An hour outside of the capital, there’s little sign of this country’s wealth. Augustina Villareal raises her seven children in an illegally built tin-roof home near La Chorrera. “What the next government should do,” Villareal says, ” is going to these communities, they should visit us, and get us running water, electricity, and roads. That’s what these communities need.”
Much of Panama’s countryside lacks infrastructure. That’s a common complaint among rural voters. They say Panama’s almost exclusive focus on its finance-hub sector means their needs are often ignored.
Meanwhile, Panama’s farmers say they are facing more and more obstacles to growth. They accuse corrupt politicians of favoring imports … at their expense.
Efren Ortiz operates one of Panama’s biggest pig farms. He says he can’t compete with frozen pork products brought in from the U.S. “I think there needs to be a consensus between the government and the farmers,” Ortiz says. “Without it, a lot of people will be affected, and we’ll lose the producing-sector of our country. And a country that has no farms won’t be able to feed its people.”
The leading candidates in Sunday’s presidential vote have all promised to address these issues. Laurentio “Nito” Cortizo – of the centrist PRD – has vowed to strengthen government services to the country’s most-needy. And he’s promised to tackle corruption. So, too, has Romulo Roux – from the center-right CD.

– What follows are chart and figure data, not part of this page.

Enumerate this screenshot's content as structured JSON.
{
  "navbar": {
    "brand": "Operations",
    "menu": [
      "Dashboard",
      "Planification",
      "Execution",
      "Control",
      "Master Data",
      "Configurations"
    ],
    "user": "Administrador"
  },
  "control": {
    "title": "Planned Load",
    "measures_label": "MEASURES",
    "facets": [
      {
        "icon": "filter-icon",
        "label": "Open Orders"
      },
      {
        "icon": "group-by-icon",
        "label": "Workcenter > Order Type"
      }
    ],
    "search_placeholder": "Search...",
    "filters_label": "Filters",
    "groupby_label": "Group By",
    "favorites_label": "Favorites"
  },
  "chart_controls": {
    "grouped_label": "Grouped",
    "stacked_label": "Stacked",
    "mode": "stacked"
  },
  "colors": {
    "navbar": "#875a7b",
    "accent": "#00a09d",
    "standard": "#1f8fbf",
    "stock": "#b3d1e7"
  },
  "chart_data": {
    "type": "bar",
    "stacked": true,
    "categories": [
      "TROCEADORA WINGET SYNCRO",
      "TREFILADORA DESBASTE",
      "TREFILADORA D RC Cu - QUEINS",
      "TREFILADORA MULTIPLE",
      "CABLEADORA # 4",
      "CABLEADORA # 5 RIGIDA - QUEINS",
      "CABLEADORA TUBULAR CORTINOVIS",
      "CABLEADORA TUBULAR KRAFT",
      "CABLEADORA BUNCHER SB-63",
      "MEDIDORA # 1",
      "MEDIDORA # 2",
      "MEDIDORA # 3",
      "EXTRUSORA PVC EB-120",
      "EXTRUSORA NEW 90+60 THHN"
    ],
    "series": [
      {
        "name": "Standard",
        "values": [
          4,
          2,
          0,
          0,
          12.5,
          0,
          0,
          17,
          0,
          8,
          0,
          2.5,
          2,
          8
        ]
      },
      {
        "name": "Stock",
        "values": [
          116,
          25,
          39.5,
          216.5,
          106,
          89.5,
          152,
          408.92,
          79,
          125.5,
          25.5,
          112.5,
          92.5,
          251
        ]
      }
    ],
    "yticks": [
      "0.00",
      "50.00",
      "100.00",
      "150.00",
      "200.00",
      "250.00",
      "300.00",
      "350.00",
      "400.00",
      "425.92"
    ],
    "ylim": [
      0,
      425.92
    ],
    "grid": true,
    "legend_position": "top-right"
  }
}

He’s backed by Ricardo Martinelli, a popular former president who’s in prison awaiting trial on charges of political espionage. And then there’s the wild card. Ricardo Lombana — an independent. He’s pledged to up-end the whole political system in favor of the small government.
Panama City’s mayor, Jose Blandon, is the candidate from President Juan Carlos Varela’s Panameñista party. He hasn’t been endorsed by the President, nor even been seen with him. He and three others are polling quite low.
That may be less about them, and more a reflection of voter apathy and cynicism over what the future holds.